TURNHOUT, BELGIUM—June 6, 2012—Publishers wanting to convert their libraries of books to eBooks may find it problematic, given a test run by the Flemish Innovation Center for Graphic Communication (VIGC) that found tools for converting PDFs to EPUB files scored an average of 30 percent accuracy, with the lowest-performing tool scoring just 10 percent. And even more significant: the four EPUB validation tools that VIGC used produced different results.
“There’s no doubt that the popularity of eBooks is soaring,” says Eddy Hagen, general manager at VIGC. “This trend leaves publishers facing a big challenge—they have to convert their whole back catalog to make them available as eBooks.
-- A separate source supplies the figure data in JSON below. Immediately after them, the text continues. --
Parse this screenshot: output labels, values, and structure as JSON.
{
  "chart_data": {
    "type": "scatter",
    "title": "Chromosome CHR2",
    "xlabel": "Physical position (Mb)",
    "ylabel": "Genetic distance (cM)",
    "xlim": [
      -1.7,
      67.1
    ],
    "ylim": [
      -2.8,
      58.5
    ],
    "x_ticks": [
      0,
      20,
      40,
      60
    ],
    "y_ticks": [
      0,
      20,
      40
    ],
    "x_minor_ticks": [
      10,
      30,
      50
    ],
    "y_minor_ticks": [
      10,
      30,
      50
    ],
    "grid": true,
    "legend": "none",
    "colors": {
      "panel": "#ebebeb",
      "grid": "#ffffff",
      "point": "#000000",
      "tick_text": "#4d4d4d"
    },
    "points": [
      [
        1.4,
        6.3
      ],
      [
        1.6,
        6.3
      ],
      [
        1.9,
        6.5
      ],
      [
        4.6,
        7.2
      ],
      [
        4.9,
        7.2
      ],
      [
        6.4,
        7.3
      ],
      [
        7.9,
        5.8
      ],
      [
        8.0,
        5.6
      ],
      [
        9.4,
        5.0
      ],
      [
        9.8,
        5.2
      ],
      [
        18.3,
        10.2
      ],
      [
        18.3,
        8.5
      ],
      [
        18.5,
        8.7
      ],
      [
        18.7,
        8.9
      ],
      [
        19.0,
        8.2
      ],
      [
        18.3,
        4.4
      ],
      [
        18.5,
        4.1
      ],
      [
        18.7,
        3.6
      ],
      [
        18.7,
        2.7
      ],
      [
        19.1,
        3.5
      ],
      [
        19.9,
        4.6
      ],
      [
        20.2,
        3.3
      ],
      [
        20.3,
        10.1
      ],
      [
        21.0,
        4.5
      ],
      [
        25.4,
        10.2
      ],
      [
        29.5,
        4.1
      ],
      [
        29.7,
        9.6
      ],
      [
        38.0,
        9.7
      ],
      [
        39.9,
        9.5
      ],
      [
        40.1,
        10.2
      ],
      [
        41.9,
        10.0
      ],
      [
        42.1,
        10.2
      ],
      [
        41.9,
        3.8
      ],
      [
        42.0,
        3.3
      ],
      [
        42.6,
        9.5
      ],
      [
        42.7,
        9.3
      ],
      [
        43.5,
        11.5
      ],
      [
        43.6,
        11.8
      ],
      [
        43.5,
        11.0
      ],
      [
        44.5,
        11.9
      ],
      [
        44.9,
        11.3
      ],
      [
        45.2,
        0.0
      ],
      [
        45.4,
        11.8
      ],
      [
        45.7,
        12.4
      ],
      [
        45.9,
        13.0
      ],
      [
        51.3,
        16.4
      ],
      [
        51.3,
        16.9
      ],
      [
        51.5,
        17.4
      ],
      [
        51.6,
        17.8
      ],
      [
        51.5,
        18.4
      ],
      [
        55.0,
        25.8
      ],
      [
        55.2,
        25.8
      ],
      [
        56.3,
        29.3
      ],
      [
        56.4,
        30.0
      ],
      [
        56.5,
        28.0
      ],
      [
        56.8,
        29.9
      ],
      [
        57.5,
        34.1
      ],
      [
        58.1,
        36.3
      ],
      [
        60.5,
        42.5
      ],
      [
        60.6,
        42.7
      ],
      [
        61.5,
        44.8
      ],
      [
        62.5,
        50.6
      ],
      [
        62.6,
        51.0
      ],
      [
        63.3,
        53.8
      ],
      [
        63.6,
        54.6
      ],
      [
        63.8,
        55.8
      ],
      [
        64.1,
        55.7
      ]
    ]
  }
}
“An obvious approach is to take the print-ready PDF files and convert them to EPUB files, the standard file format for ebooks. For printers, this presents a potential new service they can offer their customers. On the internet you can find a lot of tools for converting PDFs to EPUB files—unfortunately, however, it’s not that straightforward.”
Conversion tools struggle to make the grade
The VIGC assessed 13 tools. The test began with a perfect PDF/X-4 file, which was converted via the different tools to an EPUB file. The next step was to validate the EPUB file with four different validation tools, to check if they conformed to the EPUB specifications. Then, all files were checked visually with five different EPUB viewers. In some cases there was a final conversion from EPUB to Amazon Kindle or to Apple iBooks.
“We used a very challenging print-ready test file that contained text and images,” explains Hagen. “And from a typographic point of view, we added all kinds of tricks. Eventually we ended up with a book covering nearly 30 pages. In total, we tested 65 different elements—from a simple italic, to OpenType functions like ligatures, through mathematical formulas. We didn’t expect any tool to register a perfect score, but at the same time we didn’t expect some tools to score as low as 10 percent.”
Ligatures prove a challenge
An important issue highlighted by the VIGC test is the difficulty in converting ligatures. A ligature is a “combined glyph”—two or sometimes three letters that have been joined together for aesthetic reasons.
“A good example is the combination of the letters ‘f’ and ‘I’,” continues Hagen. “In the text we wrote, there were the word profiles where the ‘f’ and ‘i’ were replaced by one glyph, the ligature. But in some EPUB files we found ‘profles’ instead of profiles’—the ‘i’ had been dropped.
“Some conversion tools didn’t recognize the ligature and made an incorrect conversion. The automatic use of ligatures is the default in Adobe InDesign—i.e. InDesign will automatically replace certain combinations with the ligature—so you can imagine how often this happens in a document, and how often this will go wrong with some tools. You need to scan the converted files manually to check for missing letters, which simply isn’t feasible.”
Validation misses the mark
According to Hagen, validation tools pose an even bigger problem. “What amazed us the most was the validation of the EPUB files. Validation was a standard practice in our test, a simple way to partially check the quality of the conversion. We used four different validation tools and got different results.
“Some tools could validate one EPUB file, while another tool couldn’t. And the differences were inconsistent too—it wasn’t a case of one tool always being different from the other three. Based on our results, publishers face a big challenge in ensuring EPUB files—and subsequently the ebooks themselves—have been converted accurately.”
The complete report with detailed test results can be purchased from the VIGC. They will also continue their search for good tools for EPUB-creation, to further support publishers and printers.